However, from a radical viewpoint-and it not from a radical viewpoint at least in my own view-there are also positive aspects to our being here. All of us have been exposed to a variety of ideas this year. Upon our return the results will be watched with caution by our employers at home; for them our stay here is also an experiment with unpredictable results. Some of us will have become radicalized in the view of our colleagues, although probably not as radical as NAC would wish us to be. Even if we could prove to be a lost generation-which I personally call in question-a few of us may sow the seeds of change in our environment.
The Center tries to select a type of Fellows who apart from some obvious qualifications, are still flexible enough to be responsive to new ideas. I would see it as a display of defeatism, if the liberal and radical students did not believe that at least some of their ideas found an echo with certain Fellows.
I hope that, whatever the reforms at the Center may be, the Program for the Fellows will be maintained. For officials it is a marvelous opportunity to refresh their minds and gain new insights. It is up to others to judge what value the presence of the Fellows at Harvard has for the academic community. I only venture to suggest to those who attribute part of today's evils to bureaucracies and bureaucrats that contact with some of the species offers an opportunity to test their thesis.
POETRY
To the Editors of the CRIMSON:
In 1917 the Harvard Advocate printed an utterly standardized little poem of mine, which was just about what a typical mauve little boy of seventeen would predictably enough have written.
I left Harvard by request, without a degree, and have long since forgotten the poem. However, the anticlimatic approach of the Fiftieth Reunion weirdly disturbs the deep psychic ooze and bottom silt, and disinters many, many memories (not all of them fond!).
Ruminating over the Past at dawn this morning. I wrote the following ??onnet for 1970, which I dutifully communicate to you in the thought that, conceivably, it might be of some evanescent and residual interest to you and to Harvard of today.

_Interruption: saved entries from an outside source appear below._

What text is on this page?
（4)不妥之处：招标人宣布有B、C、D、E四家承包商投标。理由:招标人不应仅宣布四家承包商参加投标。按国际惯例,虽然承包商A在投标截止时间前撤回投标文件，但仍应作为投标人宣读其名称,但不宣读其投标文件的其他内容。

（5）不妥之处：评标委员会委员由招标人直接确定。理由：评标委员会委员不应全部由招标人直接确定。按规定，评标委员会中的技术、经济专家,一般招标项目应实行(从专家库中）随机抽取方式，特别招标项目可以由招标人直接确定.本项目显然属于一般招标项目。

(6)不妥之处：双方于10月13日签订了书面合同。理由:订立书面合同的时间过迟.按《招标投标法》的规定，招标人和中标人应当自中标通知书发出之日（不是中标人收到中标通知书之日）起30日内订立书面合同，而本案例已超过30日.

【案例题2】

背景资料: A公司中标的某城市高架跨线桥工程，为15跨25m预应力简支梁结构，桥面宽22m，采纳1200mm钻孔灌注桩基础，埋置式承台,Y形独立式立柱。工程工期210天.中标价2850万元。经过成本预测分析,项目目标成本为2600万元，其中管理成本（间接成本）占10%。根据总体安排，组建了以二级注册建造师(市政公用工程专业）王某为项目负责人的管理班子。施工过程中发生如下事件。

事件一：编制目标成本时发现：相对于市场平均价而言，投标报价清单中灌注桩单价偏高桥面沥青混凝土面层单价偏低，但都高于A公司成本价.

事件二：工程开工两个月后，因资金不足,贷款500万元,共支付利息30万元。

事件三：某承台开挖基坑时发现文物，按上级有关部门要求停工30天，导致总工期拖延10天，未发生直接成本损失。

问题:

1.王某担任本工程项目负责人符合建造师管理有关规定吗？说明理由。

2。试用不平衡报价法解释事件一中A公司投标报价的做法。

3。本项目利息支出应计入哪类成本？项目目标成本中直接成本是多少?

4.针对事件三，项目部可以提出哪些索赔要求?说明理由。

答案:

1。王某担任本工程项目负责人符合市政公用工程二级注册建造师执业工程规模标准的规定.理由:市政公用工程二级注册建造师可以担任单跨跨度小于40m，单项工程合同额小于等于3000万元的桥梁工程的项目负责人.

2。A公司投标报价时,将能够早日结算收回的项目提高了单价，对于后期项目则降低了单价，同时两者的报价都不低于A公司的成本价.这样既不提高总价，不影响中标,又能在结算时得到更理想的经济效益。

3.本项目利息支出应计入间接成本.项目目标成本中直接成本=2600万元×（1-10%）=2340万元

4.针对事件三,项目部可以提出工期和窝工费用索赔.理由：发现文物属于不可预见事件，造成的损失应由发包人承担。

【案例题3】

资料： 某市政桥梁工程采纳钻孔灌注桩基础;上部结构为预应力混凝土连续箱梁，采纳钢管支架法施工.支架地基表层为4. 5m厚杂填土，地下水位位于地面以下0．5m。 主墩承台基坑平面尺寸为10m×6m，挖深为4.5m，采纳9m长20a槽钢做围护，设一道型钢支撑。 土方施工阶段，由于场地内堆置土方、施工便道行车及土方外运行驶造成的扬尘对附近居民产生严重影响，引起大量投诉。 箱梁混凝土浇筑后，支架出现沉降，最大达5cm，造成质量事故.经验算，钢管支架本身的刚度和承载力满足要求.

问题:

Having exhausted standard metaphors.
The troubled poet gropes for the bizarre.
No longer fearing surge of feathered tar.
Nor slosh of slops before unopened doors:
But clad in final dignity he soars
On wings of wax to meet Apollo's car-
The ghostly fragrance of the nenuphar
Still blurring vision of transcendent Mors.
And yet the young are wiser: definition
Has not replaced the logic of the dream-
All that remains to us is vast contrition:
Too late to focus incoherent beam.
To close the books and bar the abandoned
gates:
It is not ??, but Time, that hesitates!
And need more be said, dear Crimson? It need not.
GM IS NOT HARVARD
To the Editors of the CRIMSON:
Reading the Corporation's statement as to why it will vote its General Motors shares for the existing management's proposals. I was amazed by the speciousness of much of the reasoning. It would take a long letter to go into the many fallacies in their statement, but one misconception seems behind much of their argument: they feel it improper for the stockholders of GM to be permitted to interfere with the operations of the Board and management.
Perhaps they have forgotten what a corporation is-in theory at least. It is an enterprise which is owned by its stockholders, and the purpose of a stockholders' meeting is precisely to vote on how the Board shall be constituted and what its policies shall be. Management is hired by the Board to carry out the wishes of the stockholders.
The Corporation has forgotten that it spells its own name with a capital "C" and that GM is not Harvard.
KELMAN AND COMMENCEMENT
To the Editors of the CRIMSON:
I read Wednesday's (May 27) CRIMSON with utter incredulity. Are we so morally, spiritually, and intellectually corrupt as to allow a small group of "radical students" to decide that Steven Kelman should not speak at this year's commencement because they happen not to like his views? Ubinam gentium sumus?
Last year, some 14.000 people sat and listened at Harvard's commencement to an SDS speaker whose views, to say the least, were not very popular. But he was allowed to air them.
I hope that all of us, and especially the class of 1970, will have sufficient courage to enforce Mr. Kelman's right to deliver his commencement part no matter what the thought-police in our midst may have to say about it.